According to the report, the land sector was doing better than any other sector as it recorded an overall annualized capital gain by 1.4%, characterized by the prices in the low rise residential areas having the highest growth by 3.8%. This is due to most people looking for affordable land.

 

 The report also pointed out that the current challenges being faced in the industry such as slow market uptake, disruption of the supply chain, down pressure of prices and constrained financing would continue to be experienced as long as the pandemic is active.

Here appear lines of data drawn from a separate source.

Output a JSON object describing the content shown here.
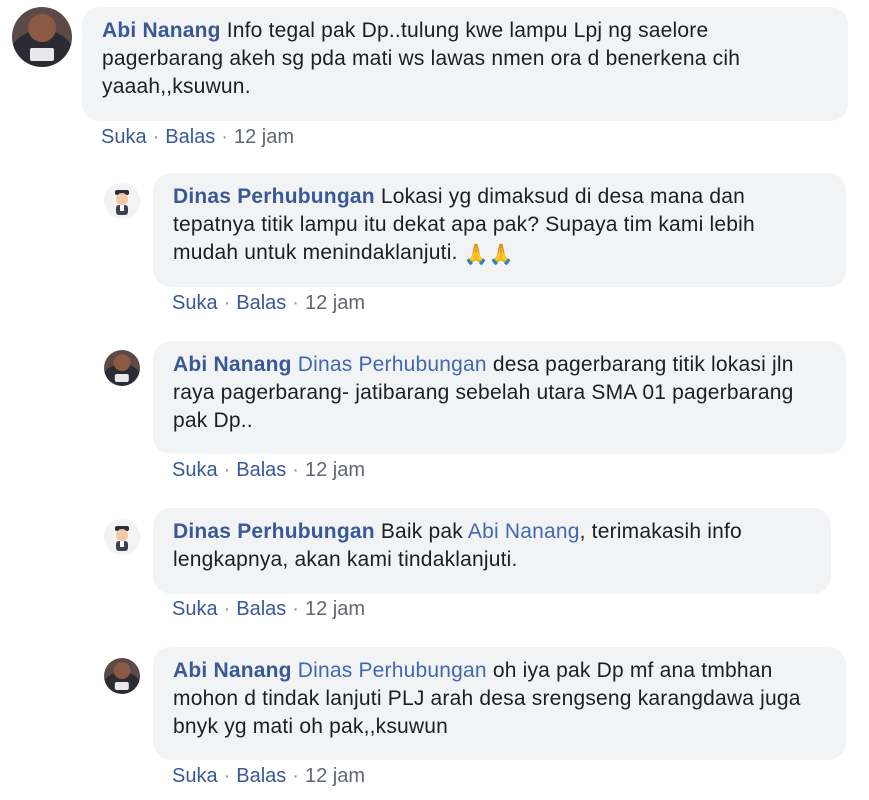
{
  "comments": [
    {
      "author": "Abi Nanang",
      "mention": "",
      "text": "Info tegal pak Dp..tulung kwe lampu Lpj ng saelore pagerbarang akeh sg pda mati ws lawas nmen ora d benerkena cih yaaah,,ksuwun.",
      "like_label": "Suka",
      "reply_label": "Balas",
      "time": "12 jam"
    },
    {
      "author": "Dinas Perhubungan",
      "mention": "",
      "text": "Lokasi yg dimaksud di desa mana dan tepatnya titik lampu itu dekat apa pak? Supaya tim kami lebih mudah untuk menindaklanjuti.",
      "emoji": "🙏🙏",
      "like_label": "Suka",
      "reply_label": "Balas",
      "time": "12 jam"
    },
    {
      "author": "Abi Nanang",
      "mention": "Dinas Perhubungan",
      "text": "desa pagerbarang titik lokasi jln raya pagerbarang- jatibarang sebelah utara SMA 01 pagerbarang pak Dp..",
      "like_label": "Suka",
      "reply_label": "Balas",
      "time": "12 jam"
    },
    {
      "author": "Dinas Perhubungan",
      "text_before": "Baik pak",
      "mention": "Abi Nanang",
      "text": ", terimakasih info lengkapnya, akan kami tindaklanjuti.",
      "like_label": "Suka",
      "reply_label": "Balas",
      "time": "12 jam"
    },
    {
      "author": "Abi Nanang",
      "mention": "Dinas Perhubungan",
      "text": "oh iya pak Dp mf ana tmbhan mohon d tindak lanjuti PLJ arah desa srengseng karangdawa juga bnyk yg mati oh pak,,ksuwun",
      "like_label": "Suka",
      "reply_label": "Balas",
      "time": "12 jam"
    }
  ],
  "colors": {
    "author": "#385898",
    "mention": "#4267b2",
    "bubble": "#f2f3f5",
    "meta": "#606770"
  },
  "icons": {
    "abi_avatar": "profile-photo",
    "dinas_avatar": "police-cartoon-icon"
  }
}
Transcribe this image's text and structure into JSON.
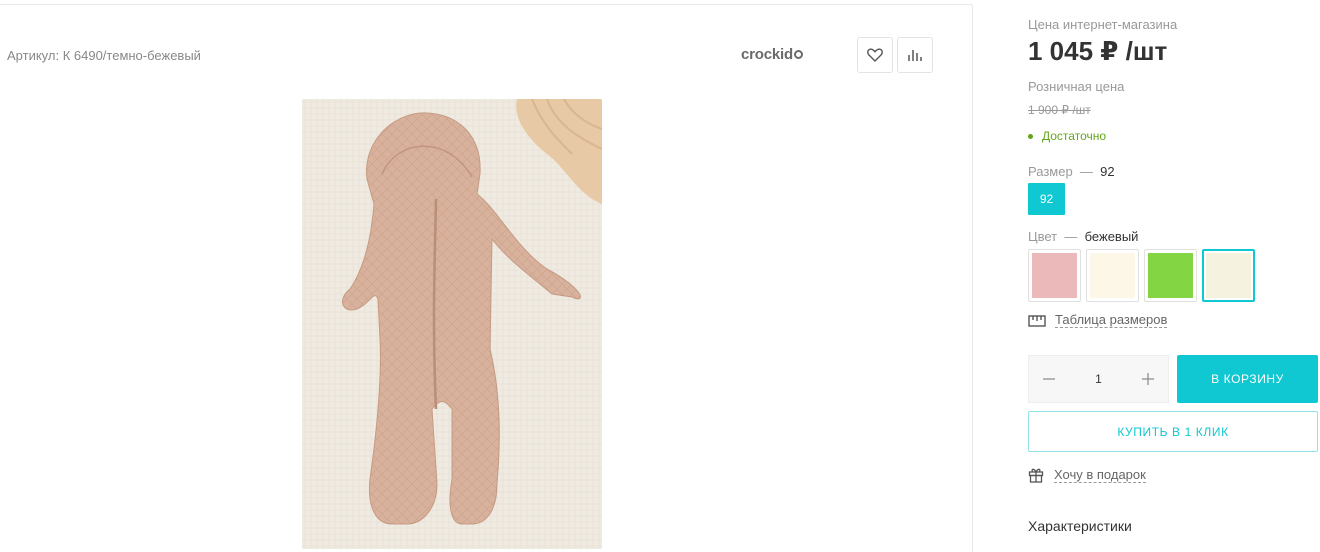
{
  "product": {
    "article": "Артикул: К 6490/темно-бежевый",
    "brand": "crockid"
  },
  "colors": {
    "accent": "#10c8d2",
    "stock": "#63a61a"
  },
  "buy": {
    "price_label": "Цена интернет-магазина",
    "price": "1 045 ₽ /шт",
    "retail_label": "Розничная цена",
    "retail_price": "1 900 ₽ /шт",
    "stock": "Достаточно",
    "size_label": "Размер",
    "size_dash": "—",
    "size_selected": "92",
    "sizes": [
      "92"
    ],
    "color_label": "Цвет",
    "color_dash": "—",
    "color_selected": "бежевый",
    "swatches": [
      "#ebb9b9",
      "#fdf7e8",
      "#84d544",
      "#f5f3df"
    ],
    "size_table": "Таблица размеров",
    "quantity": "1",
    "cart_button": "В КОРЗИНУ",
    "one_click_button": "КУПИТЬ В 1 КЛИК",
    "gift": "Хочу в подарок",
    "specs": "Характеристики"
  }
}
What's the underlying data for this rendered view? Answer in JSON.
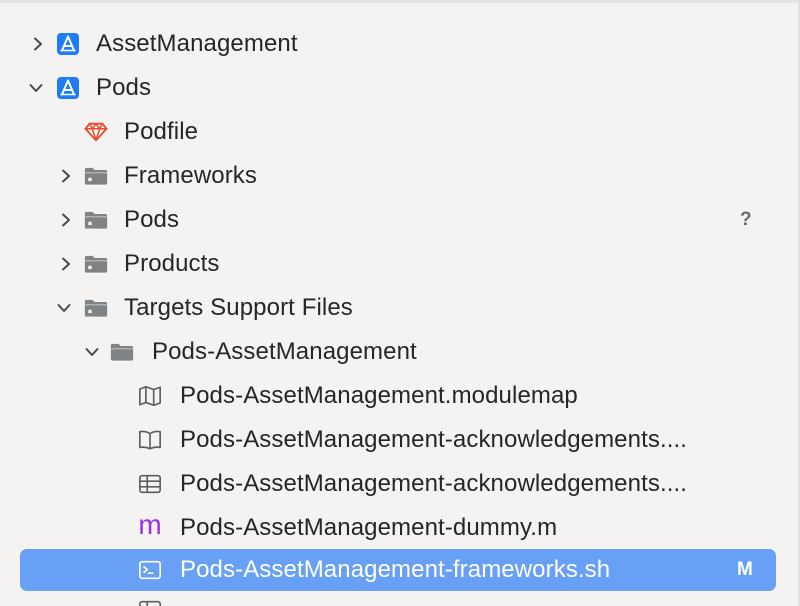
{
  "tree": {
    "items": [
      {
        "label": "AssetManagement",
        "icon": "xcode-project-icon",
        "disclosure": "collapsed",
        "badge": ""
      },
      {
        "label": "Pods",
        "icon": "xcode-project-icon",
        "disclosure": "expanded",
        "badge": ""
      },
      {
        "label": "Podfile",
        "icon": "ruby-gem-icon",
        "disclosure": "none",
        "badge": ""
      },
      {
        "label": "Frameworks",
        "icon": "folder-icon",
        "disclosure": "collapsed",
        "badge": ""
      },
      {
        "label": "Pods",
        "icon": "folder-icon",
        "disclosure": "collapsed",
        "badge": "?"
      },
      {
        "label": "Products",
        "icon": "folder-icon",
        "disclosure": "collapsed",
        "badge": ""
      },
      {
        "label": "Targets Support Files",
        "icon": "folder-icon",
        "disclosure": "expanded",
        "badge": ""
      },
      {
        "label": "Pods-AssetManagement",
        "icon": "folder-icon",
        "disclosure": "expanded",
        "badge": ""
      },
      {
        "label": "Pods-AssetManagement.modulemap",
        "icon": "map-icon",
        "disclosure": "none",
        "badge": ""
      },
      {
        "label": "Pods-AssetManagement-acknowledgements....",
        "icon": "book-icon",
        "disclosure": "none",
        "badge": ""
      },
      {
        "label": "Pods-AssetManagement-acknowledgements....",
        "icon": "table-icon",
        "disclosure": "none",
        "badge": ""
      },
      {
        "label": "Pods-AssetManagement-dummy.m",
        "icon": "objc-source-icon",
        "disclosure": "none",
        "badge": ""
      },
      {
        "label": "Pods-AssetManagement-frameworks.sh",
        "icon": "terminal-script-icon",
        "disclosure": "none",
        "badge": "M"
      }
    ],
    "objc_glyph": "m"
  },
  "colors": {
    "selection": "#68a0f6",
    "project_icon": "#1f7cf5",
    "gem_icon": "#ec4a2c",
    "folder": "#808385",
    "objc": "#a12ee3"
  }
}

In the same report, the research analyst of the company noted that the residential sector managed to stay relatively stable as most of the sectors softened. “The residential sector remained relatively stable with most sectors softening in performance, albeit marginally. Dagoretti, Ridgeways, and Westlands recorded the highest annual price appreciation at 3.1, 3.0, and 1.6 per cent, respectively”.

 

Areas in the high end of Nairobi such as Karen, Westlands and Gigiri were recognised as the best performing office nodes in the H1’2020 with Gigiri recording an 8.9% rental yield,8.2% for Westlands and 8.3% for Karen. This good performance was linked to the superior location along with the availability of high-quality offices, allowing them to charge higher.

 

In the retail sector, Karen and Westlands took the lead with an average of 9.2% and 9.8% respectively.

 

Generally, the land sector had a positive outlook, the residential, retail and hospitality recorded a neutral outlook while office and listed real estate had a negative outlook.

 

Finally, the report stated that real estate performance is expected to improve as we near the end of the year 2020, hoping that the economic activities will have regained momentum.